La question du carburant aux oubliettes alors que le baril demeure en deçà de 50 dollars

Les syndicalistes, à travers une grève générale de cinq jours largement suivie par les Guinées avaient réussi à arracher du gouvernement l’engagement de revoir à la baisse le prix du litre du carburant à la pompe. La mesure devait entrer en vigueur à 90 jours de la signature de l’accord le 19 février; donc le 19 mai.

C’est contre toute attente que le premier ministre dix jours seulement avant l’expiration du délai, lors d’une conférence de presse a tout bonnement nié l’engagement du gouvernement. Une négation soutenue indirectement par le président de la République et directement par Amadou Damaro CAMARA, président du groupe parlementaire de la majorité qui fait pourtant partie des facilitateurs lors de la signature de l’accord tripartite (gouvernement, syndicat et patronat).

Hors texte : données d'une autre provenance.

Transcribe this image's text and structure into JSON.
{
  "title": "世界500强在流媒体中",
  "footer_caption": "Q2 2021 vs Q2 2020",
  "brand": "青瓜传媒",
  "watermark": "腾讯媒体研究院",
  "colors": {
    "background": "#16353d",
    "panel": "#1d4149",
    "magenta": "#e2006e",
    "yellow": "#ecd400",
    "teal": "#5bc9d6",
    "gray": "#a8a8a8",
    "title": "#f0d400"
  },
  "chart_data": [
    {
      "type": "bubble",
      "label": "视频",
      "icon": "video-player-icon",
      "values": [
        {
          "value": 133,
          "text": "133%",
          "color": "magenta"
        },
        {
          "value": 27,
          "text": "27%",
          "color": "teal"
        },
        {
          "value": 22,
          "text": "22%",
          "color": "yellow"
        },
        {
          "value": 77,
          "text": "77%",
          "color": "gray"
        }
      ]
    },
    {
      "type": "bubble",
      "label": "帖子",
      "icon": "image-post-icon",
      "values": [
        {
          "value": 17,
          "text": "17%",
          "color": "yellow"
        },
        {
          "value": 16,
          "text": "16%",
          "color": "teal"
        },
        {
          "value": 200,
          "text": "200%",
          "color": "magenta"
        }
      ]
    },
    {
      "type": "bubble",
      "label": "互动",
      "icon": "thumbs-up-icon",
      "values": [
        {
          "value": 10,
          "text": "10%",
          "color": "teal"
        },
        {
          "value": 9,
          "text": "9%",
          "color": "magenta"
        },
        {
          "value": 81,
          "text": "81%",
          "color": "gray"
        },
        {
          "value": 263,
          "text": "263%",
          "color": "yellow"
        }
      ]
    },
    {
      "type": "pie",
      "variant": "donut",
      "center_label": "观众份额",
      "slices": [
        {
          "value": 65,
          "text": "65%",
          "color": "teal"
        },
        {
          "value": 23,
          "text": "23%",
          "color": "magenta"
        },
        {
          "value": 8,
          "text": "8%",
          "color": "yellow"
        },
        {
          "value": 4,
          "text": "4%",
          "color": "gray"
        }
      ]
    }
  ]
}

Les syndicalistes, à l’époque ont donné l’impression de ne pas se laisser faire en promettant de tirer toutes les conséquences. Des rencontres avec le ministre de la fonction publique pour continuer le dialogue social. Mais pour des raisons inconnues, ces rencontres ou tout au moins les résultats (s’il y a eu rencontres) se font encore attendre. Le litre continue à être vendu à 8000 francs pendant que le baril varie entre 45 et 46 dollars américains, selon le site www.prixdubaril.com. Les organisations de la société civile ont laissé faire.

« Les parties conviennent de maintenir le prix à son niveau actuel. Par ailleurs, elles conviennent que, si le prix du baril venait à augmenter, le prix à la pompe en Guinée continuera à être maintenu au prix de 8000 Gnf jusqu’en décembre 2016. Cependant, si le prix du baril se maintient à 57 dollar, le gouvernement, le patronat et le syndicat conviendront du prix du litre à appliquer à la pompe dans les 90 jours ».

Voici sans commentaire un extrait de l’accord du 19 février ayant permis de mettre fin à cinq jours de grève. L’opposition aime souvent accuser le pouvoir de ne pas respecter ses engagements. Le refus de baisser le prix du carburant milite fortement en faveur de cette accusation.